Не знаю почему, но в конце концов тетя Набат оставила меня в покое. Может быть, старушке стало обидно, что я каждый раз убегаю от нее, может, ей довелось увидеть, как сторож лупит ребят, пойманных в колхозном саду, а скорей всего она просто махнула на меня рукой — с чего бы иначе перестала она со мной здороваться…
Якуб, сын тети Набат, вернулся из армии осенью. К нам он явился в первый же вечер. Перебросил через ограду ноги в черных тяжелых сапогах и сразу оказался перед айваном.
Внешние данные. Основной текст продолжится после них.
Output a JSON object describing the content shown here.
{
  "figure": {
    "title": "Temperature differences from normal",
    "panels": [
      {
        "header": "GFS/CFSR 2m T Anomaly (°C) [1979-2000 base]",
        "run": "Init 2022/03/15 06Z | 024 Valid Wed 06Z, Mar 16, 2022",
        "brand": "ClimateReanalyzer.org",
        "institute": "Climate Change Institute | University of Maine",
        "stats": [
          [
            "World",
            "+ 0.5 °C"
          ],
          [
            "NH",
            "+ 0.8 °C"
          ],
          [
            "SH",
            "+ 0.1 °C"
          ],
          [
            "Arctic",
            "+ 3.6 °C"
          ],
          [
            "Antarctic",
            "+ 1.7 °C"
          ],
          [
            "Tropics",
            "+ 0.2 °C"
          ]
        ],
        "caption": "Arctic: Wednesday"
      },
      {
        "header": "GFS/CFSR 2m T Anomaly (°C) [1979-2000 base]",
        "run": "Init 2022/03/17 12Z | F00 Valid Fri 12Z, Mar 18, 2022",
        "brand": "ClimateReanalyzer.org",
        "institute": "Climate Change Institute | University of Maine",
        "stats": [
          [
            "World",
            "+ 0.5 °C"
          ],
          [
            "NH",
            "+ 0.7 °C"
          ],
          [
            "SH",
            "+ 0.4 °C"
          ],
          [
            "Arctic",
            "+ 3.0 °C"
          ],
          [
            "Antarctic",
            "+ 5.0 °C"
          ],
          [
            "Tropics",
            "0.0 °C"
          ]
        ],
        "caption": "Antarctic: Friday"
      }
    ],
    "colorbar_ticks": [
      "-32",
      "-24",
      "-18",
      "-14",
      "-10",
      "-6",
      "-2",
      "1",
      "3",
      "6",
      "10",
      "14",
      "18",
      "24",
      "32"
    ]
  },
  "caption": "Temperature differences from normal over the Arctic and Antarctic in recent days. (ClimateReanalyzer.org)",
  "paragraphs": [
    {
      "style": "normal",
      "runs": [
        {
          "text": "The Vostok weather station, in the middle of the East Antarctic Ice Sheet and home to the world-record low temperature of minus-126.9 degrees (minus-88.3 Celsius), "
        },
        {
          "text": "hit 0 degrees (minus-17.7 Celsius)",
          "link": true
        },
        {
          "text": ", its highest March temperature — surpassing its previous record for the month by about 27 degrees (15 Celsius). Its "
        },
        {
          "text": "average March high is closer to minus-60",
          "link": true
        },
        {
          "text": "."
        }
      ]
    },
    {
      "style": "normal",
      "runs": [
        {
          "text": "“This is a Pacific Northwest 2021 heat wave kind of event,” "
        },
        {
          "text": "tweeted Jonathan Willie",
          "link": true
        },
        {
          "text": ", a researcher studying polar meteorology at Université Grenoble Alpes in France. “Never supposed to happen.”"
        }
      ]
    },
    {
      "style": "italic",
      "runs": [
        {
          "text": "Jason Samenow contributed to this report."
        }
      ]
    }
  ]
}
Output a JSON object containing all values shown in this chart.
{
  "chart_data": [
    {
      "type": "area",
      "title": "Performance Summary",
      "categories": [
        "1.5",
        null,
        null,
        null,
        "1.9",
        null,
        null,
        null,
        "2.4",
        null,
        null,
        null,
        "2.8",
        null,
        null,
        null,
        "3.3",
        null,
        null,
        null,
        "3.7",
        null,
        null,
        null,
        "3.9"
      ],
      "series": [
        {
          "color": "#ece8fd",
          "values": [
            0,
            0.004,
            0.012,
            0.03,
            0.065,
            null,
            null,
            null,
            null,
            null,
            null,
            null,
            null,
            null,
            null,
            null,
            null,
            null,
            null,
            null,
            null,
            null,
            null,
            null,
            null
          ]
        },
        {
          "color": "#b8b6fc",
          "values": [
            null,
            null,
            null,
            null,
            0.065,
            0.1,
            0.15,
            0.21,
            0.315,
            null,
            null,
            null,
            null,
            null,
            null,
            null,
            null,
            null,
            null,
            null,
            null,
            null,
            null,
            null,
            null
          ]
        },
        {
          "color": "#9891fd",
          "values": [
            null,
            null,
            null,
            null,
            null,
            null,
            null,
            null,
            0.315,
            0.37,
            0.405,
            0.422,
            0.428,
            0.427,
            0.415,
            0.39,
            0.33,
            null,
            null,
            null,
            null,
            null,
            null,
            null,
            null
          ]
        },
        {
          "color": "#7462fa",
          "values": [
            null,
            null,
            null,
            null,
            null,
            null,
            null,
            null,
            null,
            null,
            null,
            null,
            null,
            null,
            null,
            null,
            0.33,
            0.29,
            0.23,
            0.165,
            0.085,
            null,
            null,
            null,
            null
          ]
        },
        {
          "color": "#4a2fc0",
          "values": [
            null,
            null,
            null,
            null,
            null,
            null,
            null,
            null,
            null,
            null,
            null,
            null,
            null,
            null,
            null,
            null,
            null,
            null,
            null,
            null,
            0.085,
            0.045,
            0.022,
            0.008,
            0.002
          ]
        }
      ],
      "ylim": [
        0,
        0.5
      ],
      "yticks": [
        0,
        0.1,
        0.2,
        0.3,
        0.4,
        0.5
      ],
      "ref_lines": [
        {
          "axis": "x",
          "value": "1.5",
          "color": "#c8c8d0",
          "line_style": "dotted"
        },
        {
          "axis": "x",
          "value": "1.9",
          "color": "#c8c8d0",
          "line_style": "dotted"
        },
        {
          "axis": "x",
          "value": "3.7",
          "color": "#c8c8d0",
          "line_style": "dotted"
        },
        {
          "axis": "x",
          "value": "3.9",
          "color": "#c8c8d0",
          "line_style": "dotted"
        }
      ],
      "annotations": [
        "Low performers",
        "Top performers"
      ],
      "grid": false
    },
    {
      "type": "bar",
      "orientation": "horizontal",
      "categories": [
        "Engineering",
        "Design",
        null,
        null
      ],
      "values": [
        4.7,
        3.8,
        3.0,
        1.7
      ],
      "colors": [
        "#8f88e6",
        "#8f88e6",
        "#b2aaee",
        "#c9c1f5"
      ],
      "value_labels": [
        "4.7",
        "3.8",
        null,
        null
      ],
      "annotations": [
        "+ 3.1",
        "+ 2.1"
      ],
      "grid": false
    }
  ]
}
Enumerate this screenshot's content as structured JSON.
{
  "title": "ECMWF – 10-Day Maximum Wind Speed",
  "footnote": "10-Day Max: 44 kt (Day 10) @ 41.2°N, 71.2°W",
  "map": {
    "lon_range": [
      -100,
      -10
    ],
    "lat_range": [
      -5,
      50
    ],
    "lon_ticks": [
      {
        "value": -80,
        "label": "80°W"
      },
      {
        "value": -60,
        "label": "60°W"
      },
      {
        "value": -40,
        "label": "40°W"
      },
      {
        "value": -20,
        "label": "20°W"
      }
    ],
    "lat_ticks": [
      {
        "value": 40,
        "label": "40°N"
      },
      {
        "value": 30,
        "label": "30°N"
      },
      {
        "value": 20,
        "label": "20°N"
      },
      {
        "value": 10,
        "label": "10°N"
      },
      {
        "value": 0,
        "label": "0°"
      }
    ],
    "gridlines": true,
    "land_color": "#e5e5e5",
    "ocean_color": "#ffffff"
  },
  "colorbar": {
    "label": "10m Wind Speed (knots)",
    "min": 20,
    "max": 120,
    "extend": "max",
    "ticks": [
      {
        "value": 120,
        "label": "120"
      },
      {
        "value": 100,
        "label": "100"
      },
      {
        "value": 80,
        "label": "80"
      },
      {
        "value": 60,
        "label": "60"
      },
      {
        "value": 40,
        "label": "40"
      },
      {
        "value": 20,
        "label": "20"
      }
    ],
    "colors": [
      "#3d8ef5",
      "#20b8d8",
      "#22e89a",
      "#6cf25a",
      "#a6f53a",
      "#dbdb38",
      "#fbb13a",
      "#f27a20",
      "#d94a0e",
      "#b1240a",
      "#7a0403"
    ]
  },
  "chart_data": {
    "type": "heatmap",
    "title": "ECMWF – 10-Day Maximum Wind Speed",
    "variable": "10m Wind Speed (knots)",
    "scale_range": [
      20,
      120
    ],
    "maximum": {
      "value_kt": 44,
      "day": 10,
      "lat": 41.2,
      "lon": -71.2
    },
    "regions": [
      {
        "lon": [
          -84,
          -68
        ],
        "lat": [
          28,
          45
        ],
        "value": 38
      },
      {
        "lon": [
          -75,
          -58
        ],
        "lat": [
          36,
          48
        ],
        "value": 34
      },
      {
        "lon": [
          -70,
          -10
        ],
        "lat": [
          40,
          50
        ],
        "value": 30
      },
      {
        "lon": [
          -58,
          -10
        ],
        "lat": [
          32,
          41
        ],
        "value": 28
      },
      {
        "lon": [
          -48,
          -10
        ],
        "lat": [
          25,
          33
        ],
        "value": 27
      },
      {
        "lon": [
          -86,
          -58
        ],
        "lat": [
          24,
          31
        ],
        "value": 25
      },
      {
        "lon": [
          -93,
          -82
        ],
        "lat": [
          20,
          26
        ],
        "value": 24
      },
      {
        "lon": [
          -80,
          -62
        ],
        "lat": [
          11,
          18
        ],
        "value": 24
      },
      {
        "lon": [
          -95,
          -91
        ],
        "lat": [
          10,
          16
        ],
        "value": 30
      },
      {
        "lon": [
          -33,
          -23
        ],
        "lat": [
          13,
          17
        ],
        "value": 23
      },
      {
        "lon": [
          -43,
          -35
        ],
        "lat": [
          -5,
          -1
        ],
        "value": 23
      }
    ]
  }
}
Выглядело все это так, словно он не с войны пришел, а просто отлучался ненадолго, будто не четыре года, а четыре дня не было его дома. Якуб коротко поздоровался с нами и стал расхаживать по двору, оглядывая наше хозяйство. В карманах его солдатских штанов шуршали орехи. Взрослый парень, говорил Якуб, а ветки вовремя не обломал. И двор не поливал, абрикосовое дерево засохло. И трава погнила. Почему не скосил, когда положено? Пни от шелковиц надо было выкорчевать, саженцы посадить. Да и двор мог бы перекопать — вон какой здоровенный вымахал…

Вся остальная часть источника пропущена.